Oklahoma leaders ponder ways to stabilize state’s shaky Medicaid program (Tulsa World)

By Barbara Hoberock 

OKLAHOMA CITY — Officials unveiled on Thursday the framework of a proposal to provide subsidized medical insurance to more Oklahomans.

The proposal also calls for moving thousands of people who are on Medicaid into the private market through an expansion of Insure Oklahoma.

Policymakers were quick to say this is not an expansion of Medicaid under the federal Affordable Care Act, something that has been rejected by the state of Oklahoma.

The proposal comes as a Senate panel rejected a bill to remove 110,000 people from the state Medicaid program and the state agency that administers Medicaid announced that it is considering cuts of up to 25 percent for medical providers in the program.

The state is experiencing a revenue failure for the current fiscal year and expects to have $1.3 billion less in the fiscal year 2017 budget.

Oklahoma Health Care Authority CEO Nico Gomez said Gov. Mary Fallin and others asked his agency to come up with proposals to help stabilize the state’s Medicaid system. The Health Care Authority is the state’s Medicaid agency.

Gomez met with legislative leaders and others on Thursday to discuss the proposal, dubbed the “Medicaid Rebalancing Act of 2020.”

The plan calls for creating a new Insure Oklahoma program option for state residents who are currently uninsured, according to the agency.

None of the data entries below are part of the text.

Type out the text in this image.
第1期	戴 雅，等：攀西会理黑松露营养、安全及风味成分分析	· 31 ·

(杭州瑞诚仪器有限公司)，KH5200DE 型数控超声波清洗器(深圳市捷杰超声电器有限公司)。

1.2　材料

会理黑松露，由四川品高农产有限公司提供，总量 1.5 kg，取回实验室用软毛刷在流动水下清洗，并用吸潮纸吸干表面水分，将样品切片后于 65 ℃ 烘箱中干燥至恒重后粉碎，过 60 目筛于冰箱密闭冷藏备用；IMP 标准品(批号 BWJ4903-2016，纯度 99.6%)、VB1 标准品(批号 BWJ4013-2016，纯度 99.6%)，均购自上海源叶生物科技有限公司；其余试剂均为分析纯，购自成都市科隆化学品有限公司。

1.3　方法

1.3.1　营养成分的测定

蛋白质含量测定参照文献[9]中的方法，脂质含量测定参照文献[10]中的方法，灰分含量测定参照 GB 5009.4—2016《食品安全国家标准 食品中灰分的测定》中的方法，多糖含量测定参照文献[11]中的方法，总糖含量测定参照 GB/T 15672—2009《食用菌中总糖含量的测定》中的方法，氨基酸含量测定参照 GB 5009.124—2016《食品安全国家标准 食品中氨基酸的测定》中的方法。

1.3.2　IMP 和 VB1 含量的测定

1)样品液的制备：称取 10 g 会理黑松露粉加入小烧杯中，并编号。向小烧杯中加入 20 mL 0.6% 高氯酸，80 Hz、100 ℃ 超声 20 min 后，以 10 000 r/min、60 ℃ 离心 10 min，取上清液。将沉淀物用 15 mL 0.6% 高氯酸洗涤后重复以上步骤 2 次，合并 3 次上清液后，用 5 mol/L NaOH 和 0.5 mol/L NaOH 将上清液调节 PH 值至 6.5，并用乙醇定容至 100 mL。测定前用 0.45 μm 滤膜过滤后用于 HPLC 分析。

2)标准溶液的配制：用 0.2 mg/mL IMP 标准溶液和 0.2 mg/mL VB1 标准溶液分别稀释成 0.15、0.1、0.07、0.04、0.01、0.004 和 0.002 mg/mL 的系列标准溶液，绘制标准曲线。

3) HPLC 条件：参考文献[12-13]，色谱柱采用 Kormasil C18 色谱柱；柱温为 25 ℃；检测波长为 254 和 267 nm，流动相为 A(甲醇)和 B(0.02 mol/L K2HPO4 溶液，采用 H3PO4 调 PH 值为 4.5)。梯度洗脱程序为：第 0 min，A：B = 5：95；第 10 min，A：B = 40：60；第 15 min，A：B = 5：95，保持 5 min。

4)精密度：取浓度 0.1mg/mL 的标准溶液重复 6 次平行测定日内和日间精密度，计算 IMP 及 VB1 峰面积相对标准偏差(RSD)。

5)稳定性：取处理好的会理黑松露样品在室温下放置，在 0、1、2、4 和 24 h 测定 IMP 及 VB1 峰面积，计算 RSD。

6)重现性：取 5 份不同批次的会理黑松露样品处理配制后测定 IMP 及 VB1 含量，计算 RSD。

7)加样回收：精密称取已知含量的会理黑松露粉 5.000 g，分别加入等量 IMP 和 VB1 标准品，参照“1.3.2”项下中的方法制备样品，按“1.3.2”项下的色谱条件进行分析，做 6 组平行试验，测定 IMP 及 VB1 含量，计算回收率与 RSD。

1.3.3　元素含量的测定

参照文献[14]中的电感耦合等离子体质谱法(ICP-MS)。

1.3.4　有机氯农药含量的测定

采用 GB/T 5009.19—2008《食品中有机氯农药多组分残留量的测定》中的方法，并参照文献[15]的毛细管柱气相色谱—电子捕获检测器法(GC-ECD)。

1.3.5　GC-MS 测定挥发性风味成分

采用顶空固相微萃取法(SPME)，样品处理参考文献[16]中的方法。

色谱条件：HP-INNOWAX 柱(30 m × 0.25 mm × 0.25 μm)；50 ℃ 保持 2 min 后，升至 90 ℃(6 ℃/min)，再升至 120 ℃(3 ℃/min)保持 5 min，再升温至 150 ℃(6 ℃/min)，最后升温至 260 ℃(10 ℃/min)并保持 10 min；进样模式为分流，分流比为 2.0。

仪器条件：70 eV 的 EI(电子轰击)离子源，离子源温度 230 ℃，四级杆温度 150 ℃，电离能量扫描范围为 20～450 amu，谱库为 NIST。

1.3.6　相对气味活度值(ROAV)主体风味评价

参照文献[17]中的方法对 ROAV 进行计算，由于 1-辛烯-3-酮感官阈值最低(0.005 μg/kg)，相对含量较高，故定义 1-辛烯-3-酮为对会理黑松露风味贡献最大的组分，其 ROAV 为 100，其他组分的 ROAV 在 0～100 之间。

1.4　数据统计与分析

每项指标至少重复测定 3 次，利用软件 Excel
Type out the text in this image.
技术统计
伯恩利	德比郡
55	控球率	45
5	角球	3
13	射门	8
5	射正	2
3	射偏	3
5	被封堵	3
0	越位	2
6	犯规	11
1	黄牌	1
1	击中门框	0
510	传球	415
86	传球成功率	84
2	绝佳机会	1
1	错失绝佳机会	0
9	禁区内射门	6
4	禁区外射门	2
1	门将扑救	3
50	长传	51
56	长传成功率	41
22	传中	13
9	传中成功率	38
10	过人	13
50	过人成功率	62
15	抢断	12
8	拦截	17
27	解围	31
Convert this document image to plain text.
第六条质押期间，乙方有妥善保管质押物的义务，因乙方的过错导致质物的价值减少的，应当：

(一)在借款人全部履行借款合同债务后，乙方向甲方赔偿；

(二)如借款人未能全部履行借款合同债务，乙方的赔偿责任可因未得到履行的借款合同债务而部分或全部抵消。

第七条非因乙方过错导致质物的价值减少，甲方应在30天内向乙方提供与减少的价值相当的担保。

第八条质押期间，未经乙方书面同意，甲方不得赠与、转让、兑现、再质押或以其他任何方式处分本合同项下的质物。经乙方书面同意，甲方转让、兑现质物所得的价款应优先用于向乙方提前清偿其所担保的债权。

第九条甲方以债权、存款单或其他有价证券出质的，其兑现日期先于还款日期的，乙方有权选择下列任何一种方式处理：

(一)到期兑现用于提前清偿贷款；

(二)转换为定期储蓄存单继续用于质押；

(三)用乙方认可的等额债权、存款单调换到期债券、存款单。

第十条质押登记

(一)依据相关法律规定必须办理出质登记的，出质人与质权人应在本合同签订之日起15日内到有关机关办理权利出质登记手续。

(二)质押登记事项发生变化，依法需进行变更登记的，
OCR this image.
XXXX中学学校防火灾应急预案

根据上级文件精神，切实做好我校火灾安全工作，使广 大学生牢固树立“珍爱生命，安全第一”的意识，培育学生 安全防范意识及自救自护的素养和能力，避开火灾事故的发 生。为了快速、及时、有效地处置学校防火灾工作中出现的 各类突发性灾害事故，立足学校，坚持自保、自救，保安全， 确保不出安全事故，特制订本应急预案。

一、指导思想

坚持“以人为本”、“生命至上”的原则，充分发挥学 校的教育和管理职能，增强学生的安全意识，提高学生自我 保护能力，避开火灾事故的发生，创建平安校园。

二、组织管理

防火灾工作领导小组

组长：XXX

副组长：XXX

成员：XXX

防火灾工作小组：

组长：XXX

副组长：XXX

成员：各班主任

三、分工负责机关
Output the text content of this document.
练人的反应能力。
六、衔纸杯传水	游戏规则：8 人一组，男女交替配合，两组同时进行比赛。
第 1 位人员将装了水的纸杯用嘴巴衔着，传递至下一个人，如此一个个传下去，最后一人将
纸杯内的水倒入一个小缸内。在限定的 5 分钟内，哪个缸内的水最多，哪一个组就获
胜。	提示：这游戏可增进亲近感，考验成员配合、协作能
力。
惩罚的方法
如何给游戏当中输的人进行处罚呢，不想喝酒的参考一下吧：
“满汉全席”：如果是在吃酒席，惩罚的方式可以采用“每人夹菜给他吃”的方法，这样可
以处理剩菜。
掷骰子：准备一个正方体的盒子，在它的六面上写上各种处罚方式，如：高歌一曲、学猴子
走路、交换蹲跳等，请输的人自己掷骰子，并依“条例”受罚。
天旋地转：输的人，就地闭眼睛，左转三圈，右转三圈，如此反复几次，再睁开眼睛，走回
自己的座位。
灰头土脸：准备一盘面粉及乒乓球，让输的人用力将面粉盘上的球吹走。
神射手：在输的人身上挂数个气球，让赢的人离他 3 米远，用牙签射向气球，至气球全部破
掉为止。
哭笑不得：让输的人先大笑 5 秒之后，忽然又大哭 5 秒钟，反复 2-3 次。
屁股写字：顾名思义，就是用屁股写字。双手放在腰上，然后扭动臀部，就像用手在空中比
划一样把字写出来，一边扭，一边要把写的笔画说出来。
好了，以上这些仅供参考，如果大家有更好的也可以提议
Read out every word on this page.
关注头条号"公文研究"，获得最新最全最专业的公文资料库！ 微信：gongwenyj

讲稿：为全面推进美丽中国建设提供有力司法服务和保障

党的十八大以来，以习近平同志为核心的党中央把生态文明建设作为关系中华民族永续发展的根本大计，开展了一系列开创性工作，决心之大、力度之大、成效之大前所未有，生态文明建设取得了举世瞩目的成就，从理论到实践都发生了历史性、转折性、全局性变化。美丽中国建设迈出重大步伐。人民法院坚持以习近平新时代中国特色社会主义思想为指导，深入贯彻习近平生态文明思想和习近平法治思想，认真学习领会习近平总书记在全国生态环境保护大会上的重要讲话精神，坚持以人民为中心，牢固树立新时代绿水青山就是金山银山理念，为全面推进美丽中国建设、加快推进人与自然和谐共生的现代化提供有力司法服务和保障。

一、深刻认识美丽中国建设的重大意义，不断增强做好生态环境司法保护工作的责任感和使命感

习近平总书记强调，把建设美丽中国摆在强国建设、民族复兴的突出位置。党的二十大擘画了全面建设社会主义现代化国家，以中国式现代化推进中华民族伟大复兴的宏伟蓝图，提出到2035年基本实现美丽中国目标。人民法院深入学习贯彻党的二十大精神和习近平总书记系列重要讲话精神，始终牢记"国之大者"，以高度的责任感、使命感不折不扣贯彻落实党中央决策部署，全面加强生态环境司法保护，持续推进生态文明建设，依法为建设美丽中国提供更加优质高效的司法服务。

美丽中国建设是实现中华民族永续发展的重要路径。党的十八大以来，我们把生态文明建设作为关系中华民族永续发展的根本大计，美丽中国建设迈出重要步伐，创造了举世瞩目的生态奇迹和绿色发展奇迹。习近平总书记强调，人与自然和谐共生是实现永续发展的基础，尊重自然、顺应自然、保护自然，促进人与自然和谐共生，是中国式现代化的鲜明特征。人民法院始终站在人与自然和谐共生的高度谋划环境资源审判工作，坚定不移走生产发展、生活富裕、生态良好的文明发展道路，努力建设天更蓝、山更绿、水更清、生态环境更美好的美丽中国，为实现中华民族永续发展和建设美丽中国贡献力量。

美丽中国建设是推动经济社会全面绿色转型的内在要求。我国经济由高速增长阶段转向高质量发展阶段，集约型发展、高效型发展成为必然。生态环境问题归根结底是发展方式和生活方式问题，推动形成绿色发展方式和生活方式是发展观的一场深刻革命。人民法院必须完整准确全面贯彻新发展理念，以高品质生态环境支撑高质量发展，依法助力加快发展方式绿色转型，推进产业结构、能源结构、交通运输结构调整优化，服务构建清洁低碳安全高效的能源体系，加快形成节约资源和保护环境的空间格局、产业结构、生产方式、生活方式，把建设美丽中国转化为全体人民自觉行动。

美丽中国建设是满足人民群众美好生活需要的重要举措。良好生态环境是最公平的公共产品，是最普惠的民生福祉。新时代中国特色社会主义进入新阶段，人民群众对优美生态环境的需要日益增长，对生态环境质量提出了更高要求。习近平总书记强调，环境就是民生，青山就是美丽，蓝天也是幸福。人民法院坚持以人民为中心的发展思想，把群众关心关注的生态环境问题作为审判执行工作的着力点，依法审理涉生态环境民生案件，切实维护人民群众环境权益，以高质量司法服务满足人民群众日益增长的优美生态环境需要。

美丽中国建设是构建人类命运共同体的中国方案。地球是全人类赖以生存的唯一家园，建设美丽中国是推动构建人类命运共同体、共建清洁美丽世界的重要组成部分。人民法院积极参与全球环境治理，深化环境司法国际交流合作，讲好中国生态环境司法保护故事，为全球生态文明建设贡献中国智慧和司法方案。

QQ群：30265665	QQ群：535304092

Created about a decade ago, Insure Oklahoma provides subsidized insurance. The expansion would cover adults 19 to 64 years old who have incomes below 133 percent of the federal poverty level.

They would pay premiums based on a sliding scale tied to income, Gomez said.

It would insure 175,000 Oklahomans who are currently uninsured and not in the Medicaid program, Gomez said.

It would cost the state $100 million, which would be matched with federal dollars.

The proposal also calls for moving some clients of SoonerCare, the state’s Medicaid program, to the private health insurance market. Those members would be eligible for federal tax credits, called advanced premium tax credits, to support the premium costs, Gomez said.

“They will have the responsibility to pay for premiums or whatever co-payments are applicable,” he said.

The change would move 175,000 pregnant women and children to private insurance plans and save the state $60 million, officials said.

Gomez reiterated that the plan is not an expansion of Medicaid.

“We are talking about shrinking the size of SoonerCare and increasing Insure Oklahoma,” Gomez said. “There is no net increase to the program.”

“The plan would use federal funds that other states have used to expand Medicaid, but instead of expanding Medicaid, Oklahoma would create a private option,” said Gene Perry, Oklahoma Policy Institute policy director.

“The idea was first tried in Arkansas and has been subsequently adopted in several other states,” Perry continued. “The private option has been successful at dramatically reducing the uninsured rate while restraining the growth of Medicaid programs.”

House Speaker Jeff Hickman, R-Fairview, said the proposal is “not at all” a Medicaid expansion, adding that the House would not support a plan that would add to the number of people on Medicaid.

A lot of the details of Gomez’s plan have yet to be worked out, Hickman said.

While Gomez said earlier this week that the Oklahoma Health Care Authority is considering the possibility that it might have to cut Medicaid provider rates by up to 25 percent, the proposal announced Thursday calls for stabilizing provider rates and bringing them up to at least 86 percent of the Medicare fee schedule. Such a move would reduce the amount of uncompensated care for hospitals and other providers.

Officials are considering a handful of financing options that could make that possible, including increasing the tax on cigarettes by $1.50 per package and a fee assessed to health insurance providers.

“If we are not able to stabilize the provider rates, then we are not going to have a very effective health-care delivery system,” Gomez said. “We are going to have a very damaged health-care delivery system.”